But Bertram knitted his brows again. “How can such a thing be known?” he objected.

“At most, it can only be a suspicion or an inference. What makes you suspect it? What do you infer it from?

“Why, from the patent facts,” said Mrs. Wilberton, giving an upward motion to her pretty little white-gloved hands. “They take her everywhere. They've presented her. They've introduced her to the best people. She's regularly lancée in their set. I myself was loth, loth to believe it. But the facts—they'll bear no other construction.”

Bertram smiled again. “Yes,” he said. “But why should you suppose that they do all this for money?”

His question appeared to take the lady's breath away. She sat up straight, lips parted, and gazed at him with something like stupefaction. “For what other earthly reason should they do it?” she was able, at last, in honest bewilderment, to gasp out.

“One has heard of such a motive-power as love,” Bertram, with deference, submitted. “Why shouldn't they do it because they like the girl—because she's their friend?”

Mrs. Wilberton breathed freely, and in her turn smiled. “Ah, my dear Prince,” she said, with a touch of pity, “you don't know our English world. People in the Pontycroft's position don't take up nameless young Americans for love. Their lives are too full, too complicated. And it means an immense amount of work, of bother—you can't get a new-comer accepted without bestirring yourself, without watching, scheming, soliciting, contriving. And what's your reward? Your friends find you a nuisance, and no one thanks you. There's only one reward that can meet the case—payment in pounds sterling from your client's purse.”

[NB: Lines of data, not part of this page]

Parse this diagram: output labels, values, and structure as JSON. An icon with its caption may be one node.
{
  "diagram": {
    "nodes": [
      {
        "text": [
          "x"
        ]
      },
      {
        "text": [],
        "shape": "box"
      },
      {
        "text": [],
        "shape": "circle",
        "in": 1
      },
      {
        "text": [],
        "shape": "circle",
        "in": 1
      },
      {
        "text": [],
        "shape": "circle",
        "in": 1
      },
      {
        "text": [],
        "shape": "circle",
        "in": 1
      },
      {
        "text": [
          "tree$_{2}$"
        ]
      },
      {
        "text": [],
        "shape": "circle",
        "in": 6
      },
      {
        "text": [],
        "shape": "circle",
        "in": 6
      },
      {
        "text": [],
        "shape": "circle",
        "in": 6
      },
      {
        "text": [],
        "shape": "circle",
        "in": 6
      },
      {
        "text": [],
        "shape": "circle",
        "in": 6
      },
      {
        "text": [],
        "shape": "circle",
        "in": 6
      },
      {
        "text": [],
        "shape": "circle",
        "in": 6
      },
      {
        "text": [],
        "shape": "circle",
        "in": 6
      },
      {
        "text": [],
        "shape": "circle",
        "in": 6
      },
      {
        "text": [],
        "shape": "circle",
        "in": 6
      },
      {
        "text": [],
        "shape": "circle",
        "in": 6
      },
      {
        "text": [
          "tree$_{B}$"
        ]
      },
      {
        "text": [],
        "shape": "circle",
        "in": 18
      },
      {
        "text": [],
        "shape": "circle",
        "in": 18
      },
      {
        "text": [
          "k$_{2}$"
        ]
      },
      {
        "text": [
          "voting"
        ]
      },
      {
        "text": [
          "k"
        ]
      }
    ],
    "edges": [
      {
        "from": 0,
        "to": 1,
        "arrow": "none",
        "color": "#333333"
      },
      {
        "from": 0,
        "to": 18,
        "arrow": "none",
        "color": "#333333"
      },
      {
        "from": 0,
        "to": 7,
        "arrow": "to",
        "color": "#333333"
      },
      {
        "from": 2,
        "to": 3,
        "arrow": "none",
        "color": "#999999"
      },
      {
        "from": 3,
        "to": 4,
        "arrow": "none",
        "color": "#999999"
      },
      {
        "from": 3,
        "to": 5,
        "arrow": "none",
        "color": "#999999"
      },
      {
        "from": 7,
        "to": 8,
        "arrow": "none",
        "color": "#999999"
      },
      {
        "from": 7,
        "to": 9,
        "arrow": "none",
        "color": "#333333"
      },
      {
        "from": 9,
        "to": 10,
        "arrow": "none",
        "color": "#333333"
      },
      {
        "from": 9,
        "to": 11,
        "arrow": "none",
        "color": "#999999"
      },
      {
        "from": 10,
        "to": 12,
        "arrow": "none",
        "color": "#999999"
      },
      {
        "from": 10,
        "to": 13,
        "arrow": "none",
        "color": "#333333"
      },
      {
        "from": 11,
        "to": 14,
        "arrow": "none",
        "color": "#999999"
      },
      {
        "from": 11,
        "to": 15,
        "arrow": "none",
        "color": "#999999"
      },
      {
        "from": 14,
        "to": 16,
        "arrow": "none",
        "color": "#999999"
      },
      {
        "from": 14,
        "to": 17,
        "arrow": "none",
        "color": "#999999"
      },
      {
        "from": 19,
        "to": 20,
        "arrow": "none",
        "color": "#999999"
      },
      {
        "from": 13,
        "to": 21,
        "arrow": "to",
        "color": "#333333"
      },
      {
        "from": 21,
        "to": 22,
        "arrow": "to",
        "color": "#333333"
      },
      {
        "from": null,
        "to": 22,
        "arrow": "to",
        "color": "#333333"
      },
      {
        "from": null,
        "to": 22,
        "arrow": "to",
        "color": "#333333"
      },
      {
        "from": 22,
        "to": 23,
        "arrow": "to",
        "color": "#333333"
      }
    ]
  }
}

But Bertram's incredulity was great. “Harry Pontycroft is himself rich,” he said.

“Yes,” Mrs. Wilberton at once assented, “he's rich now. But he wasn't always rich. There were those lean years when he was merely his cousin's heir—and that's a whole chapter of the story. Besides, is his sister rich? Is Freddie Dor rich?”

“Ah, about that of course I know nothing,” Bertram had with humility to admit.